The median age in the village was 38.5 years. 26.6% of residents were under the age of 18; 6.9% were between the ages of 18 and 24; 26.5% were from 25 to 44; 28% were from 45 to 64; and 12.1% were 65 years of age or older. The gender makeup of the village was 50.3% male and 49.7% female.

===2000 census===
As of the census of 2000, there were 366 people, 143 households, and 98 families living in the village. The population density was 1,205.5 PD/sqmi. There were 155 housing units at an average density of 510.5 /sqmi. The racial makeup of the village was 93.72% White, 1.91% African American, 0.55% Asian, 1.37% from other races, and 2.46% from two or more races. Hispanic or Latino of any race were 1.64% of the population.

There were 143 households, out of which 33.6% had children under the age of 18 living with them, 51.0% were married couples living together, 11.9% had a female householder with no husband present, and 30.8% were non-families. 25.9% of all households were made up of individuals, and 8.4% had someone living alone who was 65 years of age or older. The average household size was 2.56 and the average family size was 2.99.

In the village, the population was spread out, with 28.1% under the age of 18, 10.1% from 18 to 24, 28.1% from 25 to 44, 24.6% from 45 to 64, and 9.0% who were 65 years of age or older. The median age was 35 years. For every 100 females, there were 104.5 males. For every 100 females age 18 and over, there were 92.0 males.

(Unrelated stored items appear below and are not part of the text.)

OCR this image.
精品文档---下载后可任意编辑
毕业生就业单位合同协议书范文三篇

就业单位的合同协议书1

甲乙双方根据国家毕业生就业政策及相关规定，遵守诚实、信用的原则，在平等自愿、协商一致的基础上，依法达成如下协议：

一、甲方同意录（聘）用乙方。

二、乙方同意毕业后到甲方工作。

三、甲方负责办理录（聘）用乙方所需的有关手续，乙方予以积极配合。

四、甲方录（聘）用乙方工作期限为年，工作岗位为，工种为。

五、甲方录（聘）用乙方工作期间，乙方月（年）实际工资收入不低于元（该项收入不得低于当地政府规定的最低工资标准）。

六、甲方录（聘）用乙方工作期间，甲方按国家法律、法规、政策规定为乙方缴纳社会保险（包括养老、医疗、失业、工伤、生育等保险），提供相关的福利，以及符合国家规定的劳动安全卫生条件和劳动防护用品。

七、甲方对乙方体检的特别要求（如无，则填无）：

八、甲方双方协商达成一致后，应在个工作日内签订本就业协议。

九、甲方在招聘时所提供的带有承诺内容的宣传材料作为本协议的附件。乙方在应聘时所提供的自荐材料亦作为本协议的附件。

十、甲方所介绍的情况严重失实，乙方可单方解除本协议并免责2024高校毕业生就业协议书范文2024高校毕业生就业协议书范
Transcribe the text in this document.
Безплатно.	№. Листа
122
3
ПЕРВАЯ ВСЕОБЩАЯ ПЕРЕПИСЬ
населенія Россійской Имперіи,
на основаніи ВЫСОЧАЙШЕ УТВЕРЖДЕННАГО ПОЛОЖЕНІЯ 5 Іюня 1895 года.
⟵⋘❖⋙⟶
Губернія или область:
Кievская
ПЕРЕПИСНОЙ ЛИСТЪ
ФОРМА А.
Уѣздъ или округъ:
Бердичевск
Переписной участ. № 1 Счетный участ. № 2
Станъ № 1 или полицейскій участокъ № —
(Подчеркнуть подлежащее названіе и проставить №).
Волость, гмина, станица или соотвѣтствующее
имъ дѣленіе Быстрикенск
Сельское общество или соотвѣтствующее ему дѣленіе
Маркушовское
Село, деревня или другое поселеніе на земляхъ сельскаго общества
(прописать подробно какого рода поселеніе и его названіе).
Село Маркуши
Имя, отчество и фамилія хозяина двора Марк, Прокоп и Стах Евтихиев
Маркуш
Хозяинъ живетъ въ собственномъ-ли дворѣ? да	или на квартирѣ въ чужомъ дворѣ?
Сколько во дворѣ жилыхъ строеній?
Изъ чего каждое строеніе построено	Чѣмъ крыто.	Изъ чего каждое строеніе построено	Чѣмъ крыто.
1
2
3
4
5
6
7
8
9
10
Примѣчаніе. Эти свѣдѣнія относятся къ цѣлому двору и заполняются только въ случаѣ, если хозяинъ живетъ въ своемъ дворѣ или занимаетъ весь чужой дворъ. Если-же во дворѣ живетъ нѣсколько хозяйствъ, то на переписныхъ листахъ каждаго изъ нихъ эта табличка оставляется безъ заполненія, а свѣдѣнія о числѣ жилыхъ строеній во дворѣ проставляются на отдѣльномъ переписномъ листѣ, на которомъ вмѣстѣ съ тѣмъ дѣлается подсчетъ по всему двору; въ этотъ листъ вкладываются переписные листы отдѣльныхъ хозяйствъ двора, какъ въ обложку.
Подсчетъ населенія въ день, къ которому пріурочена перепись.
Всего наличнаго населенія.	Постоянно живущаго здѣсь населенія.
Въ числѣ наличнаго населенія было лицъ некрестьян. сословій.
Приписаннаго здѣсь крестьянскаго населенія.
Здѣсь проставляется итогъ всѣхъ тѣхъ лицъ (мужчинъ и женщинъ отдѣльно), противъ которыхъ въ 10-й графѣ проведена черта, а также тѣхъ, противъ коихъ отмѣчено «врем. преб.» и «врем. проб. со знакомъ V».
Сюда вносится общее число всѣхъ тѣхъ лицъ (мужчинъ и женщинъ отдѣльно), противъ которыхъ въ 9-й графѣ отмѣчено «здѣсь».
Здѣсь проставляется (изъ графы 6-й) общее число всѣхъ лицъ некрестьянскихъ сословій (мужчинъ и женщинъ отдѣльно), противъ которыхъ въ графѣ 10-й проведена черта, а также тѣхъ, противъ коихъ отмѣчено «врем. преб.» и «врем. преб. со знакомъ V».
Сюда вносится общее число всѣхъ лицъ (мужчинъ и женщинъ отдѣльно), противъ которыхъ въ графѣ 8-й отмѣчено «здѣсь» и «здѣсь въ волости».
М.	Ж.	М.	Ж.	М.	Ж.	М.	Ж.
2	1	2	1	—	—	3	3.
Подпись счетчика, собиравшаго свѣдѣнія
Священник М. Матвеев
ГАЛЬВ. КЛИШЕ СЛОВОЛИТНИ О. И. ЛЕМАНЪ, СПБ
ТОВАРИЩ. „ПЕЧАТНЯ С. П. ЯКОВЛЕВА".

The median income for a household in the village was $44,375, and the median income for a family was $46,250. Males had a median income of $50,625 versus $22,500 for females. The per capita income for the village was $19,790. About 8.5% of families and 10.3% of the population were below the poverty line, including 13.6% of those under age 18 and 18.5% of those age 65 or over.